Konkurrenz? Das ist doch Unsinn. Im Gegenteil. Wir alle, ob gewählt oder aus eigenem Antrieb im Ehrenamt, engagieren uns schließlich für Verbesserungen und das Wohl der Menschen in Porz. Mit ihrer Orts- und Sachkenntnis, ihrem hohen Engagement und frischen Ideen leisten die Bürgervereine bewunderungswürdige Arbeit. Dieses Potenzial nicht für die politische Zusammenarbeit zu nutzen, wäre ein Fehler. Das könnten die Bürger, um die es schließlich geht, auch nicht verstehen. Teamorientiert können wir Wünsche aus der Bevölkerung viel besser verwirklichen.
Worauf sind Sie stolz, wenn Sie auf das vergangene Jahr zurückblicken?
Auf den Zusammenhalt in der Pandemie und die sehr erfolgreichen Corona-Impfaktionen, bei denen wir im Zusammenwirken sozialer Träger, der Politik, den Kirchen und Porzer Vereinen wirklich viele Menschen erreicht haben. Auf den Runden Tisch mit allen Senioreneinrichtungen, dem weitere Runde Tische zu anderen sozialen Handlungsfeldern folgen sollen.
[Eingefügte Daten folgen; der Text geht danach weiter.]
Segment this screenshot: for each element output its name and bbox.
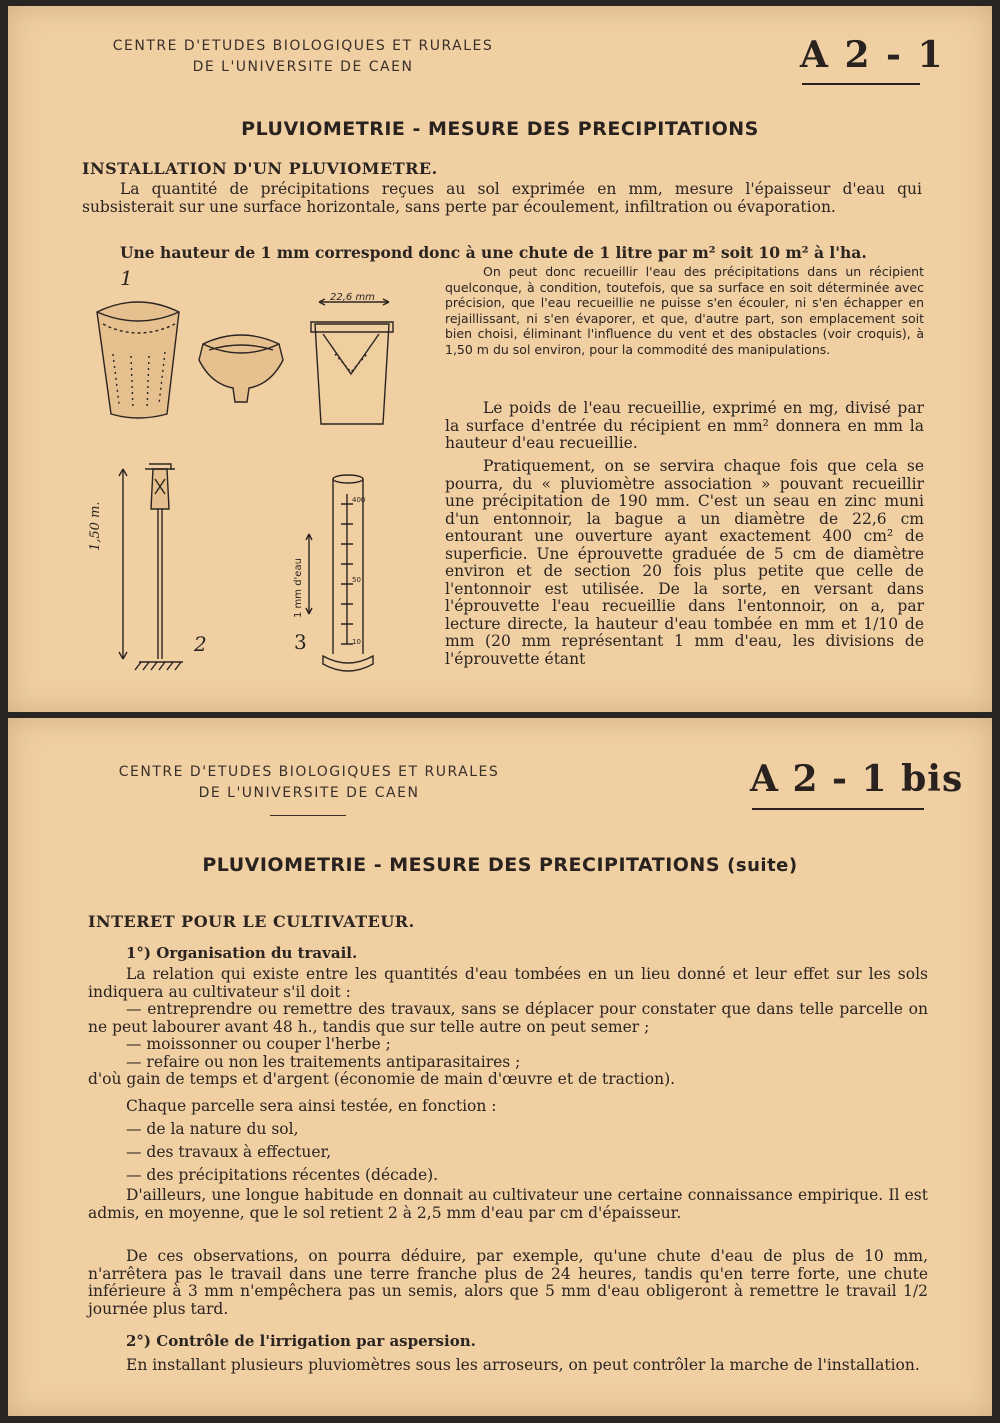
- page-title: PLUVIOMETRIE - MESURE DES PRECIPITATIONS: [241, 118, 759, 140]
- weight-text: Le poids de l'eau recueillie, exprimé en mg, divisé par la surface d'entrée du récipient en mm² donnera en mm la hauteur d'eau recueillie.: [445, 399, 924, 452]
- conical-vessel-sketch: [97, 302, 179, 418]
- cylinder-tick-400: 400: [352, 496, 366, 504]
- section-heading: INTERET POUR LE CULTIVATEUR.: [88, 912, 415, 931]
- parcel-item-1: — de la nature du sol,: [126, 1120, 299, 1138]
- subsection-heading-2: 2°) Contrôle de l'irrigation par aspersion.: [126, 1332, 476, 1350]
- organization-header: [98, 36, 508, 78]
- figure-label-3: 3: [294, 630, 307, 654]
- organization-line-2: DE L'UNIVERSITE DE CAEN: [198, 785, 420, 801]
- organization-line-2: DE L'UNIVERSITE DE CAEN: [192, 59, 414, 75]
- parcel-intro: Chaque parcelle sera ainsi testée, en fonction :: [126, 1097, 497, 1115]
- relation-text: La relation qui existe entre les quantités d'eau tombées en un lieu donné et leur effet sur les sols indiquera au cultivateur s'il doit :: [88, 965, 928, 1001]
- observation-paragraph: [88, 1248, 928, 1318]
- relation-item-3: — refaire ou non les traitements antiparasitaires ;: [126, 1052, 521, 1071]
- dimension-label-cylinder: 1 mm d'eau: [293, 558, 304, 618]
- practical-text: Pratiquement, on se servira chaque fois que cela se pourra, du « pluviomètre association » pouvant recueillir une précipitation de 190 mm. C'est un seau en zinc muni d'un entonnoir, la bague a un diamètre de 22,6 cm entourant une ouverture ayant exactement 400 cm² de superficie. Une éprouvette graduée de 5 cm de diamètre environ et de section 20 fois plus petite que celle de l'entonnoir est utilisée. De la sorte, en versant dans l'éprouvette l'eau recueillie dans l'entonnoir, on a, par lecture directe, la hauteur d'eau tombée en mm et 1/10 de mm (20 mm représentant 1 mm d'eau, les divisions de l'éprouvette étant: [445, 457, 924, 668]
- parcel-item-3: — des précipitations récentes (décade).: [126, 1166, 439, 1184]
- practical-paragraph: [445, 458, 924, 668]
- organization-header: [104, 762, 514, 804]
- dimension-label-ring: 22,6 mm: [330, 292, 375, 303]
- highlight-line: Une hauteur de 1 mm correspond donc à une chute de 1 litre par m² soit 10 m² à l'ha.: [120, 243, 867, 262]
- intro-paragraph: [82, 181, 922, 216]
- irrigation-paragraph: [88, 1357, 928, 1375]
- observation-text: De ces observations, on pourra déduire, par exemple, qu'une chute d'eau de plus de 10 mm, n'arrêtera pas le travail dans une terre franche plus de 24 heures, tandis qu'en terre forte, une chute inférieure à 3 mm n'empêchera pas un semis, alors que 5 mm d'eau obligeront à remettre le travail 1/2 journée plus tard.: [88, 1247, 928, 1318]
- intro-text: La quantité de précipitations reçues au sol exprimée en mm, mesure l'épaisseur d'eau qui subsisterait sur une surface horizontale, sans perte par écoulement, infiltration ou évaporation.: [82, 180, 922, 216]
- rain-gauge-sketches: [83, 264, 403, 684]
- card-code-rule: [752, 808, 924, 810]
- section-heading: INSTALLATION D'UN PLUVIOMETRE.: [82, 159, 438, 178]
- irrigation-text: En installant plusieurs pluviomètres sous les arroseurs, on peut contrôler la marche de l'installation.: [126, 1356, 920, 1374]
- parcel-item-2: — des travaux à effectuer,: [126, 1143, 332, 1161]
- habit-text: D'ailleurs, une longue habitude en donnait au cultivateur une certaine connaissance empirique. Il est admis, en moyenne, que le sol retient 2 à 2,5 mm d'eau par cm d'épaisseur.: [88, 1186, 928, 1222]
- subsection-heading-1: 1°) Organisation du travail.: [126, 944, 358, 962]
- organization-line-1: CENTRE D'ETUDES BIOLOGIQUES ET RURALES: [112, 38, 494, 54]
- dimension-label-height: 1,50 m.: [88, 501, 103, 551]
- card-code: A 2 - 1 bis: [750, 758, 964, 800]
- graduated-cylinder-sketch: [333, 479, 366, 654]
- pole-mounted-gauge-sketch: [151, 469, 169, 509]
- relation-item-1: — entreprendre ou remettre des travaux, sans se déplacer pour constater que dans telle parcelle on ne peut labourer avant 48 h., tandis que sur telle autre on peut semer ;: [88, 1000, 928, 1036]
- figure-label-2: 2: [194, 632, 207, 656]
- figure-label-1: 1: [120, 266, 133, 290]
- page-title-suite: (suite): [727, 855, 798, 876]
- relation-paragraph: [88, 966, 928, 1089]
- method-paragraph: [445, 264, 924, 357]
- organization-rule: [270, 815, 346, 816]
- cylinder-tick-10: 10: [352, 638, 361, 646]
- weight-paragraph: [445, 400, 924, 453]
- page-title: [8, 854, 992, 876]
- method-text: On peut donc recueillir l'eau des précipitations dans un récipient quelconque, à condition, toutefois, que sa surface en soit déterminée avec précision, que l'eau recueillie ne puisse s'en écouler, ni s'en échapper en rejaillissant, ni s'en évaporer, et que, d'autre part, son emplacement soit bien choisi, éliminant l'influence du vent et des obstacles (voir croquis), à 1,50 m du sol environ, pour la commodité des manipulations.: [445, 264, 924, 357]
- relation-conclusion: d'où gain de temps et d'argent (économie de main d'œuvre et de traction).: [88, 1070, 676, 1088]
- index-card-a2-1-bis: [8, 718, 992, 1416]
- habit-paragraph: [88, 1187, 928, 1222]
- organization-line-1: CENTRE D'ETUDES BIOLOGIQUES ET RURALES: [118, 764, 500, 780]
- page-title-main: PLUVIOMETRIE - MESURE DES PRECIPITATIONS: [202, 854, 721, 876]
- card-code: A 2 - 1: [800, 34, 945, 76]
- relation-item-2: — moissonner ou couper l'herbe ;: [126, 1035, 391, 1053]
- index-card-a2-1: [8, 6, 992, 712]
- card-code-rule: [802, 83, 920, 85]
- cylinder-tick-50: 50: [352, 576, 361, 584]
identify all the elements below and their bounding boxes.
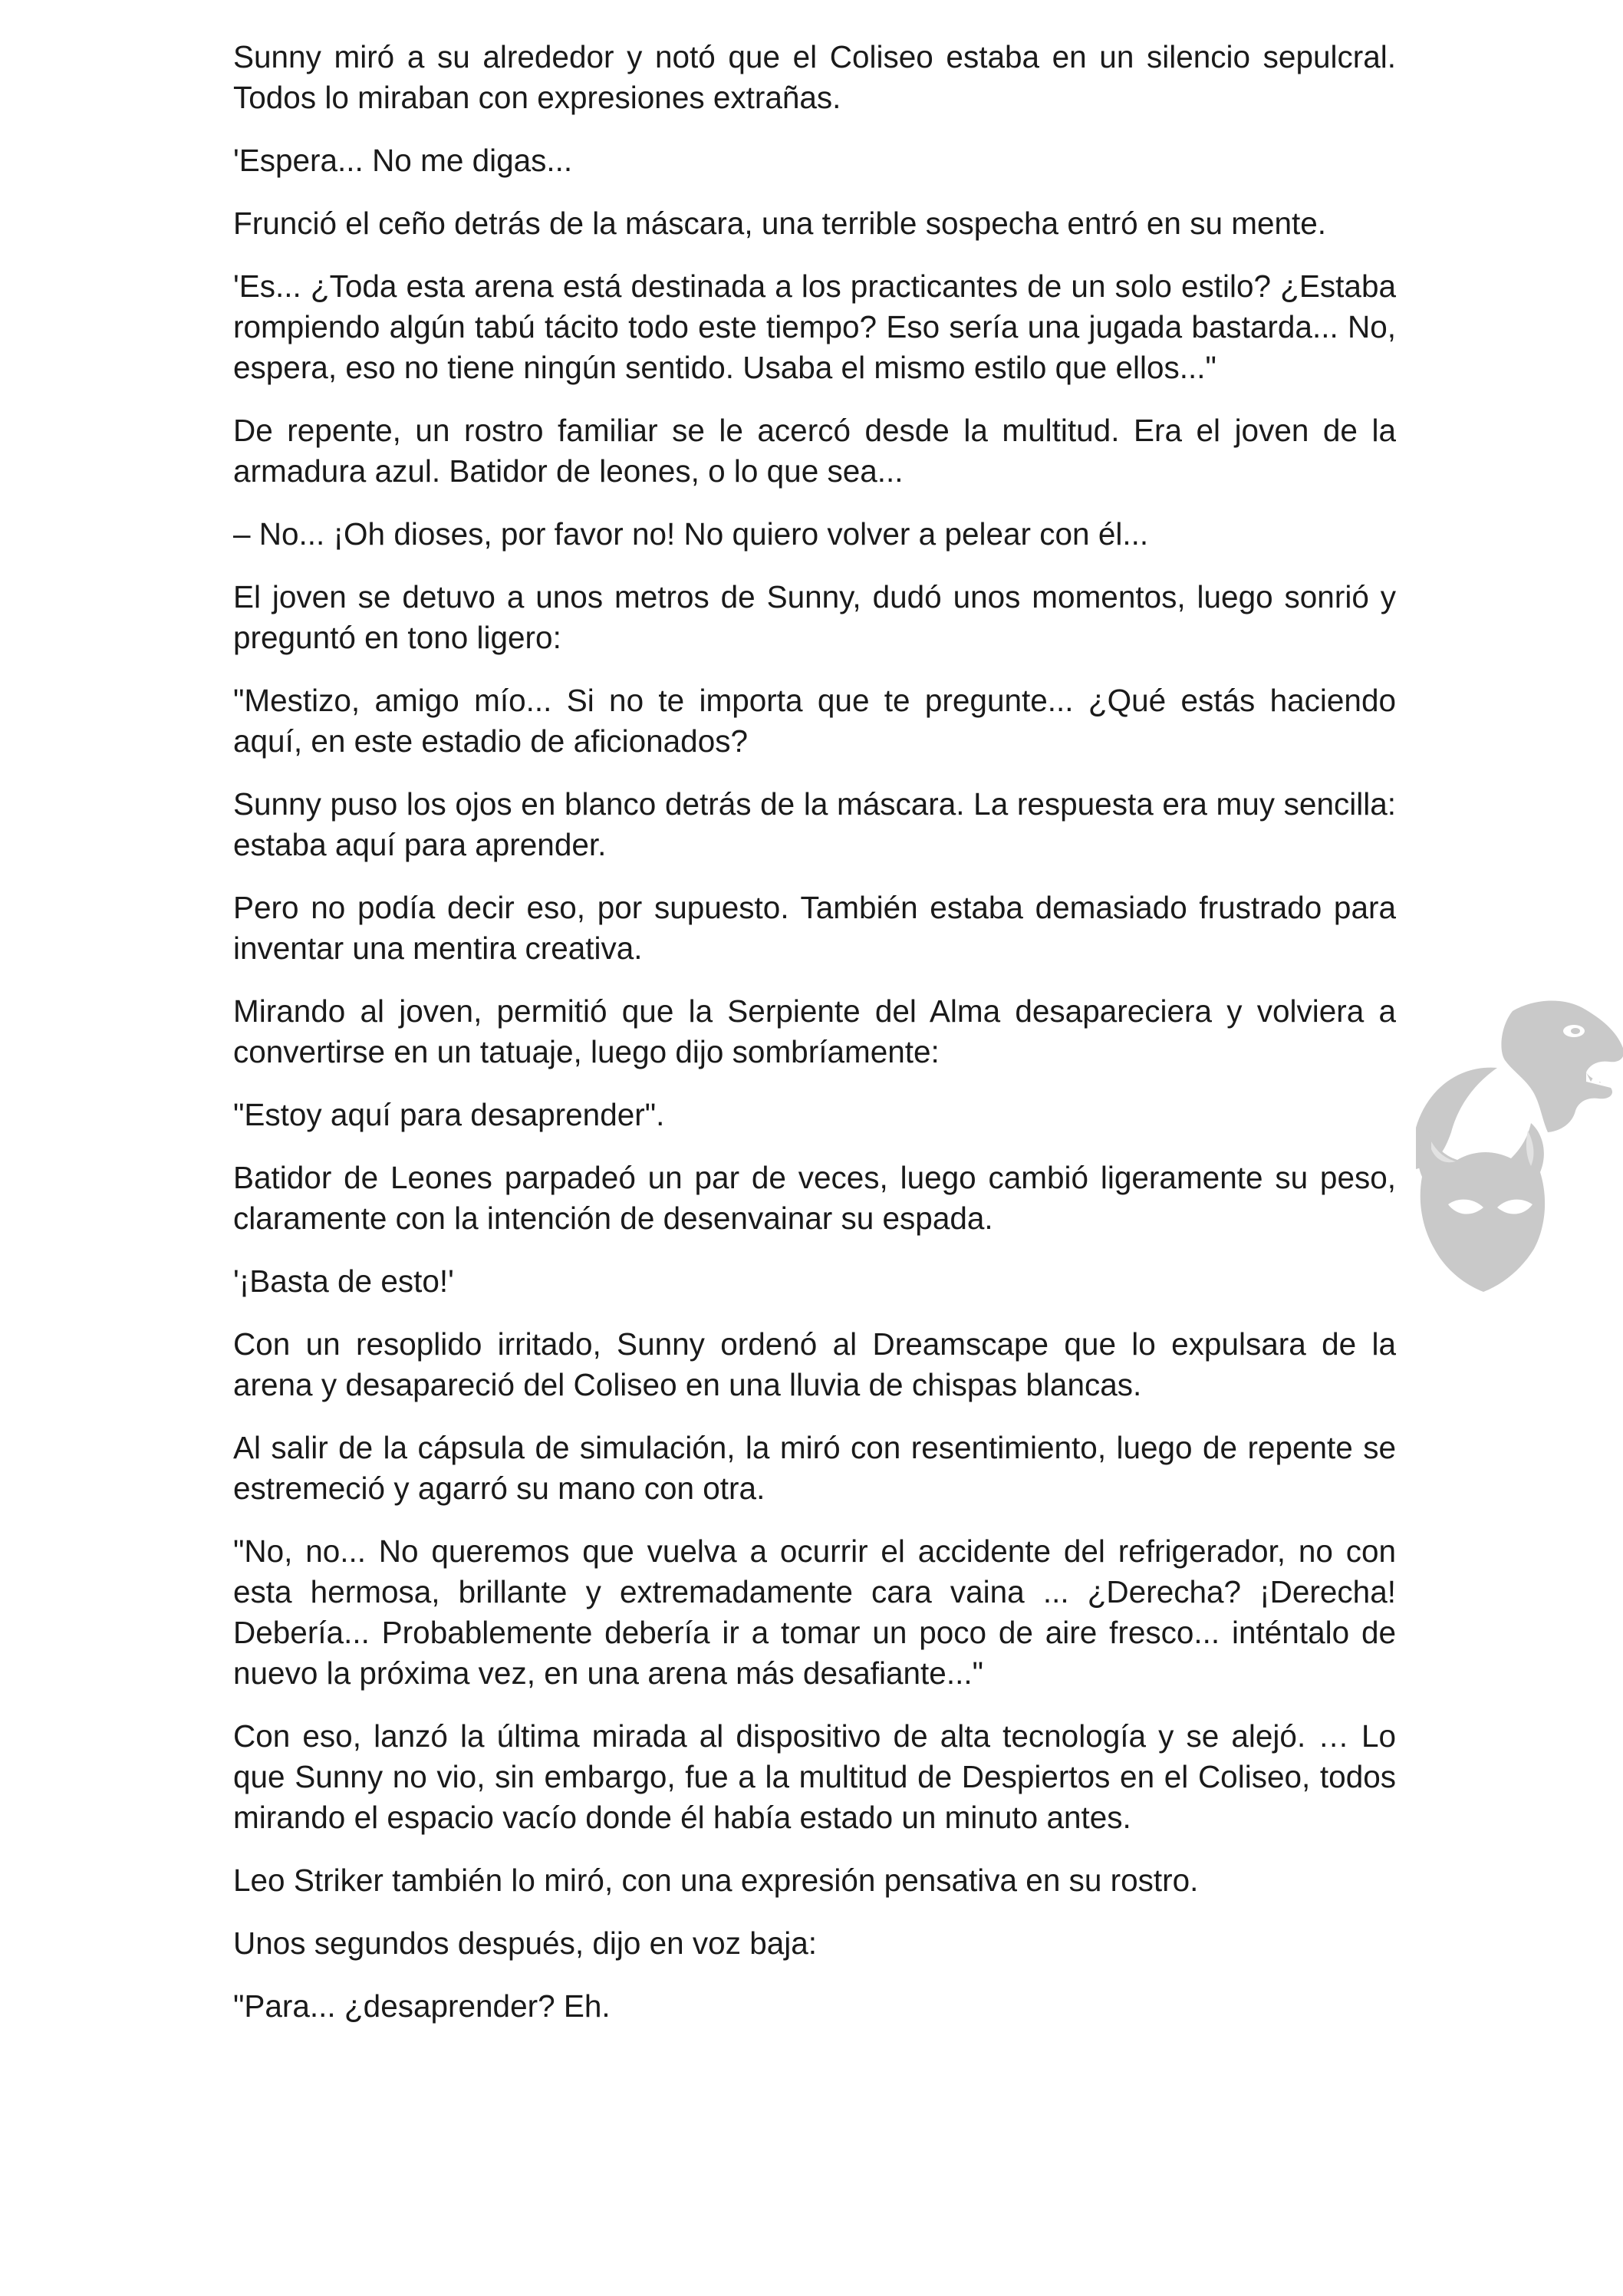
text-body <box>233 37 1396 2049</box>
paragraph: De repente, un rostro familiar se le acercó desde la multitud. Era el joven de la armadura azul. Batidor de leones, o lo que sea... <box>233 413 1396 489</box>
paragraph: Mirando al joven, permitió que la Serpiente del Alma desapareciera y volviera a convertirse en un tatuaje, luego dijo sombríamente: <box>233 993 1396 1069</box>
paragraph: '¡Basta de esto!' <box>233 1263 454 1299</box>
paragraph: "Estoy aquí para desaprender". <box>233 1097 665 1132</box>
paragraph: – No... ¡Oh dioses, por favor no! No quiero volver a pelear con él... <box>233 516 1149 552</box>
paragraph: Sunny miró a su alrededor y notó que el Coliseo estaba en un silencio sepulcral. Todos lo miraban con expresiones extrañas. <box>233 39 1396 115</box>
paragraph: 'Es... ¿Toda esta arena está destinada a los practicantes de un solo estilo? ¿Estaba rompiendo algún tabú tácito todo este tiempo? Eso sería una jugada bastarda... No, espera, eso no tiene ningún sentido. Usaba el mismo estilo que ellos..." <box>233 268 1396 385</box>
paragraph: Pero no podía decir eso, por supuesto. También estaba demasiado frustrado para inventar una mentira creativa. <box>233 890 1396 966</box>
paragraph: "No, no... No queremos que vuelva a ocurrir el accidente del refrigerador, no con esta hermosa, brillante y extremadamente cara vaina ... ¿Derecha? ¡Derecha! Debería... Probablemente debería ir a tomar un poco de aire fresco... inténtalo de nuevo la próxima vez, en una arena más desafiante..." <box>233 1533 1396 1691</box>
paragraph: "Para... ¿desaprender? Eh. <box>233 1988 611 2024</box>
dinosaur-devil-logo-icon <box>1397 996 1623 1298</box>
paragraph: Sunny puso los ojos en blanco detrás de la máscara. La respuesta era muy sencilla: estaba aquí para aprender. <box>233 786 1396 862</box>
paragraph: Frunció el ceño detrás de la máscara, una terrible sospecha entró en su mente. <box>233 206 1327 241</box>
paragraph: El joven se detuvo a unos metros de Sunny, dudó unos momentos, luego sonrió y preguntó en tono ligero: <box>233 579 1396 655</box>
paragraph: Unos segundos después, dijo en voz baja: <box>233 1925 818 1961</box>
paragraph: Al salir de la cápsula de simulación, la miró con resentimiento, luego de repente se estremeció y agarró su mano con otra. <box>233 1430 1396 1506</box>
paragraph: Batidor de Leones parpadeó un par de veces, luego cambió ligeramente su peso, claramente con la intención de desenvainar su espada. <box>233 1160 1396 1236</box>
paragraph: Leo Striker también lo miró, con una expresión pensativa en su rostro. <box>233 1863 1199 1898</box>
paragraph: 'Espera... No me digas... <box>233 143 573 178</box>
paragraph: Con eso, lanzó la última mirada al dispositivo de alta tecnología y se alejó. … Lo que Sunny no vio, sin embargo, fue a la multitud de Despiertos en el Coliseo, todos mirando el espacio vacío donde él había estado un minuto antes. <box>233 1718 1396 1835</box>
paragraph: "Mestizo, amigo mío... Si no te importa que te pregunte... ¿Qué estás haciendo aquí, en este estadio de aficionados? <box>233 683 1396 759</box>
paragraph: Con un resoplido irritado, Sunny ordenó al Dreamscape que lo expulsara de la arena y desapareció del Coliseo en una lluvia de chispas blancas. <box>233 1326 1396 1402</box>
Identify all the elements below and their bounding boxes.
Auf Verbesserungen rund ums Rathaus, das für die Bürger doch ein attraktiver Anlaufpunkt sein sollte. Und nicht zuletzt auf die Beleuchtung, die das Rathaus am Rheinufer so schön in Szene setzt. Das farbige Licht strahlt weit sichtbar und ist für mich ein Zeichen des Selbstbewusstseins: Schaut her, hier ist Porz. Wir sind stolz darauf und wollen den ganzen Stadtbezirk zum Leuchten bringen.